Hi everyone,
Please help... :(
I have a Sophos XG 115w firewall deployed at a customer's office. We've received calls from our customer complaining that they lose network to all local machines (servers, printers etc) and to the internet. The first this was reported was Friday 11:30hrs and the first time this happened, I went to site and restarted the firewall. All interfaces and services came back up and all was well until today! Got another call from the same customer complaining about the same thing. This time, I delayed a bit going to site and found the device working when I got there, without a reboot. According to the system graphs, interfaces went down from around 12:00hrs (noon time) and came back at around 1420hrs. I think they noticed that services were down at around 1330hrs as that's when I received the call.

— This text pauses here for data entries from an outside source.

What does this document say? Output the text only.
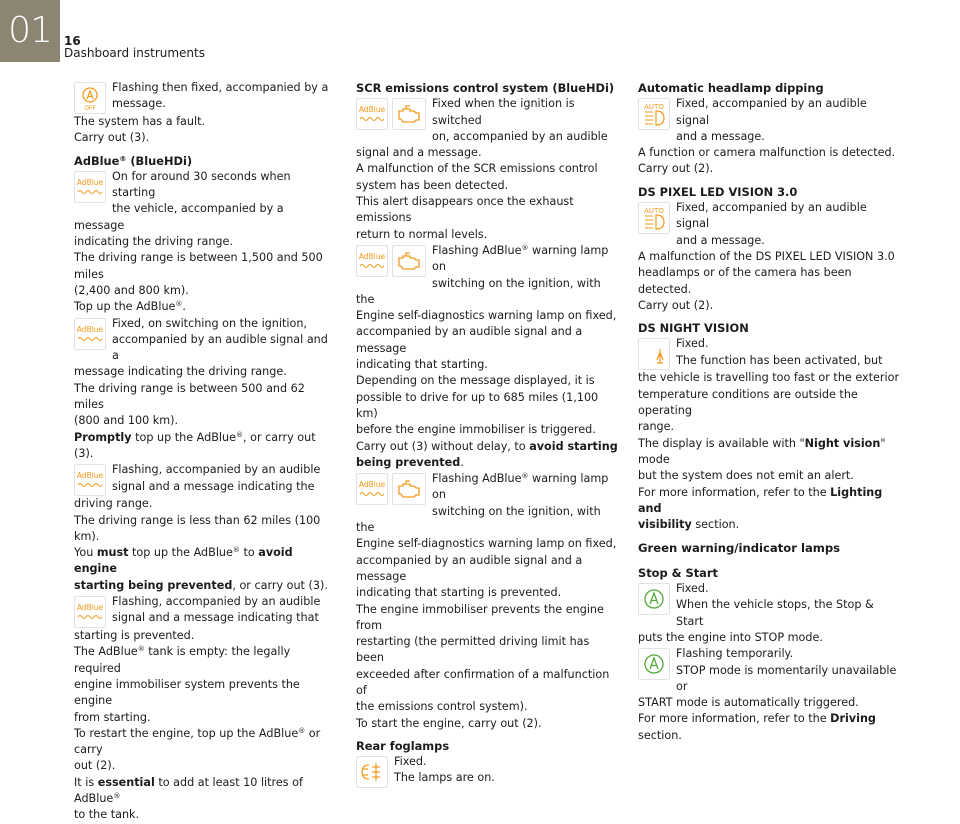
01	16
Dashboard instruments
OFF
Flashing then fixed, accompanied by a
message.
The system has a fault.
Carry out (3).
AdBlue® (BlueHDi)
AdBlue On for around 30 seconds when starting
the vehicle, accompanied by a message
indicating the driving range.
The driving range is between 1,500 and 500 miles
(2,400 and 800 km).
Top up the AdBlue®.
AdBlue Fixed, on switching on the ignition,
accompanied by an audible signal and a
message indicating the driving range.
The driving range is between 500 and 62 miles
(800 and 100 km).
Promptly top up the AdBlue®, or carry out (3).
AdBlue Flashing, accompanied by an audible
signal and a message indicating the
driving range.
The driving range is less than 62 miles (100 km).
You must top up the AdBlue® to avoid engine
starting being prevented, or carry out (3).
AdBlue Flashing, accompanied by an audible
signal and a message indicating that
starting is prevented.
The AdBlue® tank is empty: the legally required
engine immobiliser system prevents the engine
from starting.
To restart the engine, top up the AdBlue® or carry
out (2).
It is essential to add at least 10 litres of AdBlue®
to the tank.
SCR emissions control system (BlueHDi)
AdBlue	Fixed when the ignition is switched
on, accompanied by an audible
signal and a message.
A malfunction of the SCR emissions control
system has been detected.
This alert disappears once the exhaust emissions
return to normal levels.
AdBlue	Flashing AdBlue® warning lamp on
switching on the ignition, with the
Engine self-diagnostics warning lamp on fixed,
accompanied by an audible signal and a message
indicating that starting.
Depending on the message displayed, it is
possible to drive for up to 685 miles (1,100 km)
before the engine immobiliser is triggered.
Carry out (3) without delay, to avoid starting
being prevented.
AdBlue	Flashing AdBlue® warning lamp on
switching on the ignition, with the
Engine self-diagnostics warning lamp on fixed,
accompanied by an audible signal and a message
indicating that starting is prevented.
The engine immobiliser prevents the engine from
restarting (the permitted driving limit has been
exceeded after confirmation of a malfunction of
the emissions control system).
To start the engine, carry out (2).
Rear foglamps
Fixed.
The lamps are on.
Automatic headlamp dipping
AUTO	Fixed, accompanied by an audible signal
and a message.
A function or camera malfunction is detected.
Carry out (2).
DS PIXEL LED VISION 3.0
AUTO	Fixed, accompanied by an audible signal
and a message.
A malfunction of the DS PIXEL LED VISION 3.0
headlamps or of the camera has been detected.
Carry out (2).
DS NIGHT VISION
Fixed.
The function has been activated, but
the vehicle is travelling too fast or the exterior
temperature conditions are outside the operating
range.
The display is available with "Night vision" mode
but the system does not emit an alert.
For more information, refer to the Lighting and
visibility section.
Green warning/indicator lamps
Stop & Start
Fixed.
When the vehicle stops, the Stop & Start
puts the engine into STOP mode.
Flashing temporarily.
STOP mode is momentarily unavailable or
START mode is automatically triggered.
For more information, refer to the Driving section.
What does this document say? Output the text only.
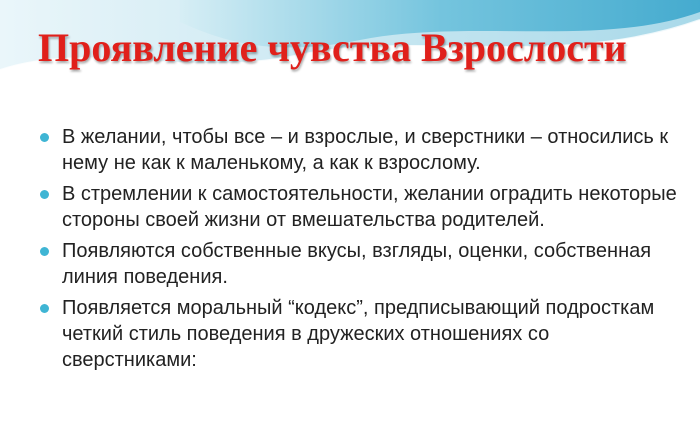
Проявление чувства Взрослости
В желании, чтобы все – и взрослые, и сверстники – относились к нему не как к маленькому, а как к взрослому.
В стремлении к самостоятельности, желании оградить некоторые стороны своей жизни от вмешательства родителей.
Появляются собственные вкусы, взгляды, оценки, собственная линия поведения.
Появляется моральный “кодекс”, предписывающий подросткам четкий стиль поведения в дружеских отношениях со сверстниками:
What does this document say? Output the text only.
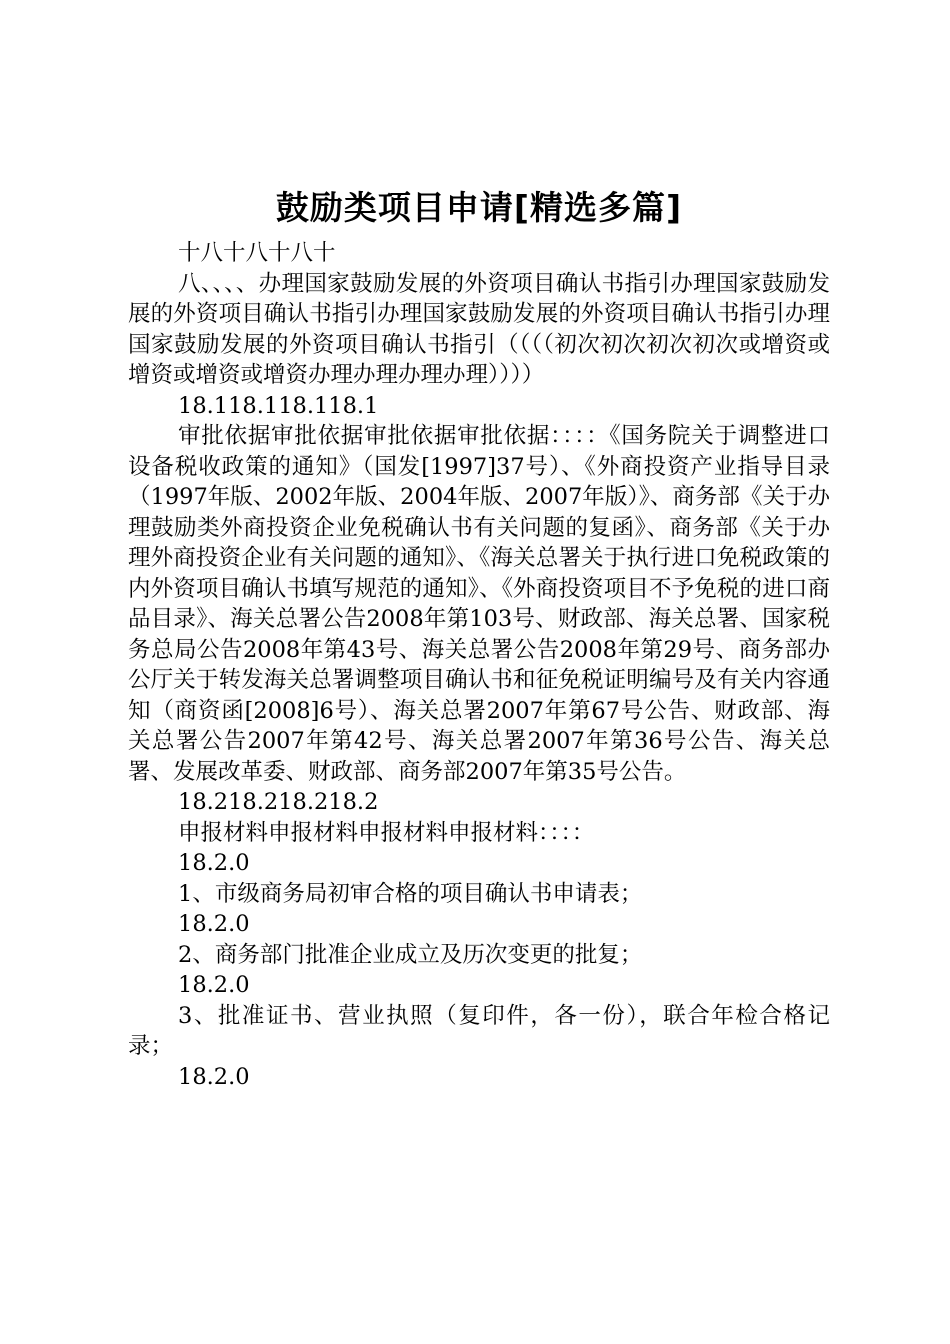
鼓励类项目申请[精选多篇]

十八十八十八十

八、、、、办理国家鼓励发展的外资项目确认书指引办理国家鼓励发展的外资项目确认书指引办理国家鼓励发展的外资项目确认书指引办理国家鼓励发展的外资项目确认书指引（（（（初次初次初次初次或增资或增资或增资或增资办理办理办理办理））））

18.118.118.118.1

审批依据审批依据审批依据审批依据：：：：《国务院关于调整进口设备税收政策的通知》（国发[1997]37号）、《外商投资产业指导目录（1997年版、2002年版、2004年版、2007年版）》、商务部《关于办理鼓励类外商投资企业免税确认书有关问题的复函》、商务部《关于办理外商投资企业有关问题的通知》、《海关总署关于执行进口免税政策的内外资项目确认书填写规范的通知》、《外商投资项目不予免税的进口商品目录》、海关总署公告2008年第103号、财政部、海关总署、国家税务总局公告2008年第43号、海关总署公告2008年第29号、商务部办公厅关于转发海关总署调整项目确认书和征免税证明编号及有关内容通知（商资函[2008]6号）、海关总署2007年第67号公告、财政部、海关总署公告2007年第42号、海关总署2007年第36号公告、海关总署、发展改革委、财政部、商务部2007年第35号公告。

18.218.218.218.2

申报材料申报材料申报材料申报材料：：：：

18.2.0

1、市级商务局初审合格的项目确认书申请表；

18.2.0

2、商务部门批准企业成立及历次变更的批复；

18.2.0

3、批准证书、营业执照（复印件，各一份），联合年检合格记录；

18.2.0
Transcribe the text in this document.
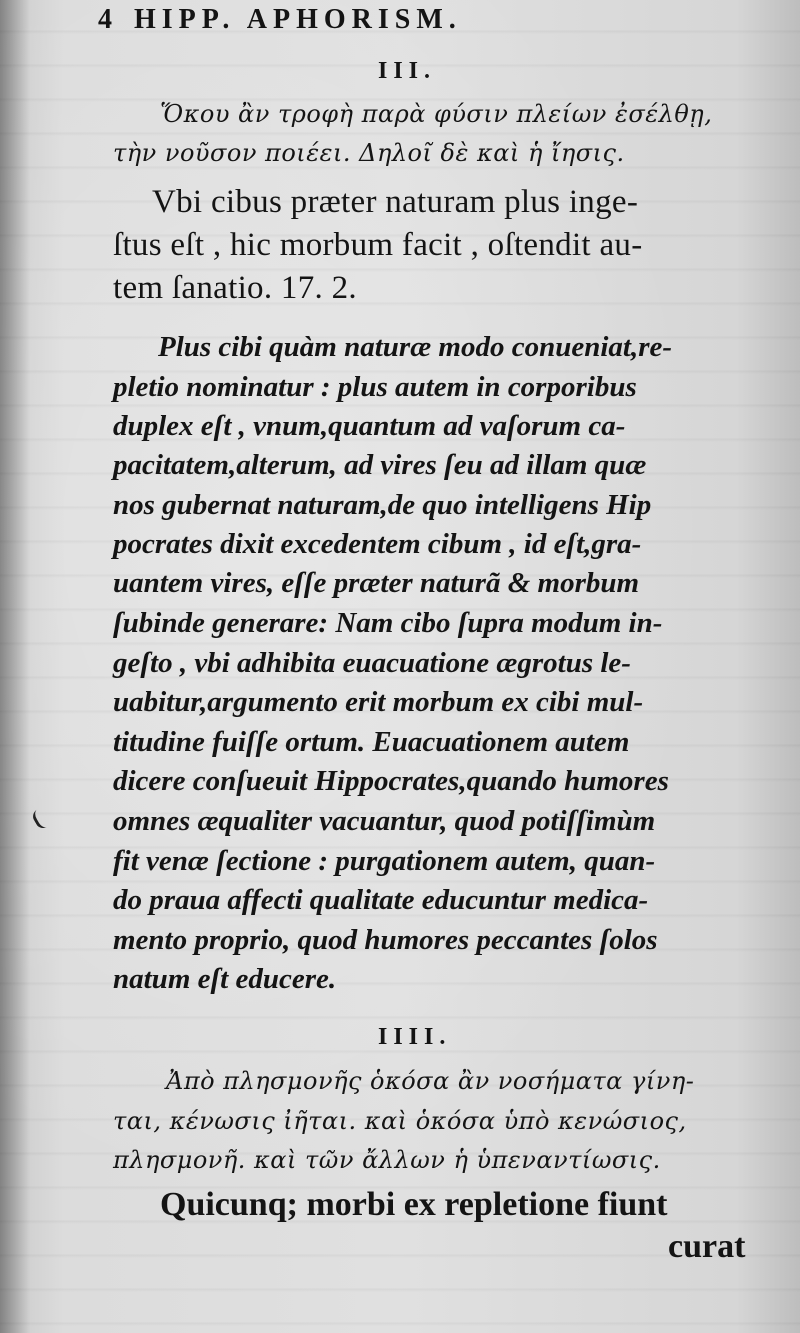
4 HIPP. APHORISM.
III.
Ὅκου ἂν τροφὴ παρὰ φύσιν πλείων ἐσέλθῃ,
τὴν νοῦσον ποιέει. Δηλοῖ δὲ καὶ ἡ ἴησις.
Vbi cibus præter naturam plus inge-
ſtus eſt , hic morbum facit , oſtendit au-
tem ſanatio. 17. 2.
Plus cibi quàm naturæ modo conueniat,re-
pletio nominatur : plus autem in corporibus
duplex eſt , vnum,quantum ad vaſorum ca-
pacitatem,alterum, ad vires ſeu ad illam quæ
nos gubernat naturam,de quo intelligens Hip
pocrates dixit excedentem cibum , id eſt,gra-
uantem vires, eſſe præter naturã & morbum
ſubinde generare: Nam cibo ſupra modum in-
geſto , vbi adhibita euacuatione ægrotus le-
uabitur,argumento erit morbum ex cibi mul-
titudine fuiſſe ortum. Euacuationem autem
dicere conſueuit Hippocrates,quando humores
omnes æqualiter vacuantur, quod potiſſimùm
fit venæ ſectione : purgationem autem, quan-
do praua affecti qualitate educuntur medica-
mento proprio, quod humores peccantes ſolos
natum eſt educere.
IIII.
Ἀπὸ πλησμονῆς ὁκόσα ἂν νοσήματα γίνη-
ται, κένωσις ἰῆται. καὶ ὁκόσα ὑπὸ κενώσιος,
πλησμονῆ. καὶ τῶν ἄλλων ἡ ὑπεναντίωσις.
Quicunq; morbi ex repletione fiunt
curat
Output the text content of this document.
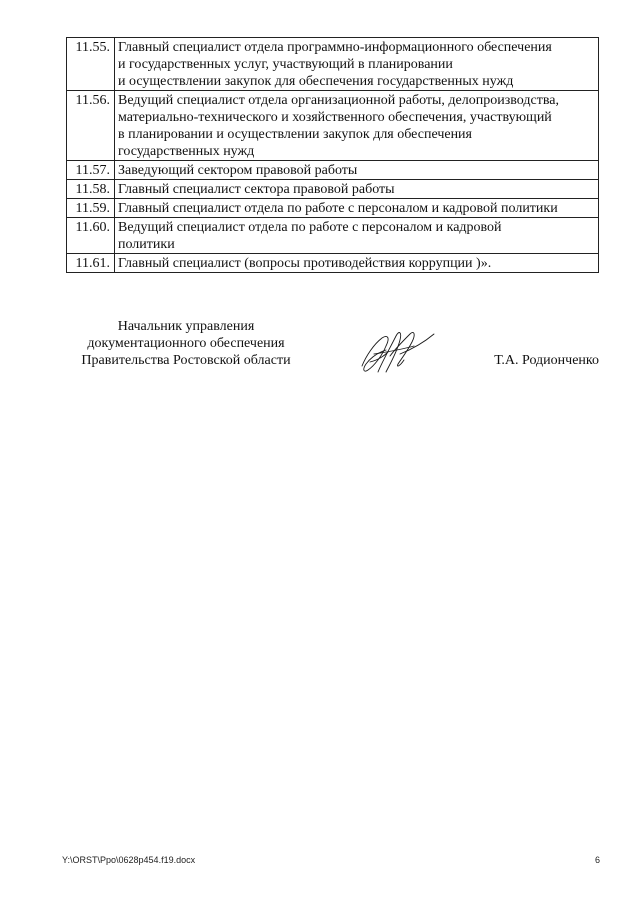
11.55.	Главный специалист отдела программно-информационного обеспечения
и государственных услуг, участвующий в планировании
и осуществлении закупок для обеспечения государственных нужд
11.56.	Ведущий специалист отдела организационной работы, делопроизводства,
материально-технического и хозяйственного обеспечения, участвующий
в планировании и осуществлении закупок для обеспечения
государственных нужд
11.57.	Заведующий сектором правовой работы
11.58.	Главный специалист сектора правовой работы
11.59.	Главный специалист отдела по работе с персоналом и кадровой политики
11.60.	Ведущий специалист отдела по работе с персоналом и кадровой
политики
11.61.	Главный специалист (вопросы противодействия коррупции )».
Начальник управления
документационного обеспечения
Правительства Ростовской области	Т.А. Родионченко
Y:\ORST\Ppo\0628p454.f19.docx	6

Port1 is my LAN interface, which is bridged with my Wifi and notice some traffic showing up just after 1420hrs. By the way, this behavior shows on all physical interfaces, of which all are WAN interfaces with failovers and load balancing. All my users are connected via Wifi and servers and printers are connected via cable. The appliance is also my router, DNS and DHCP server and I have an unmanaged switch connected my cabled machines. One thing that I did notice was that the Sophos appliance felt hot to the touch. Certain areas of it's chassis felt way too hot to hold down for more than 5 seconds. So I shut it down, allowed it to cool off and moved to a more spacious and well ventilated area. Can excessive heat cause such a thing? Is there anything I can try out to sort this out?
My cpu usage ranges between 50 - 60% and I have about 20 - 22 users live users connected at most times. I am very new to Sophos and I am not familiar with extracting detailed logs via the advanced shell so some guidance in this area is much appreciated.
Your help is much appreciated!
Thanks
This thread was automatically locked due to age.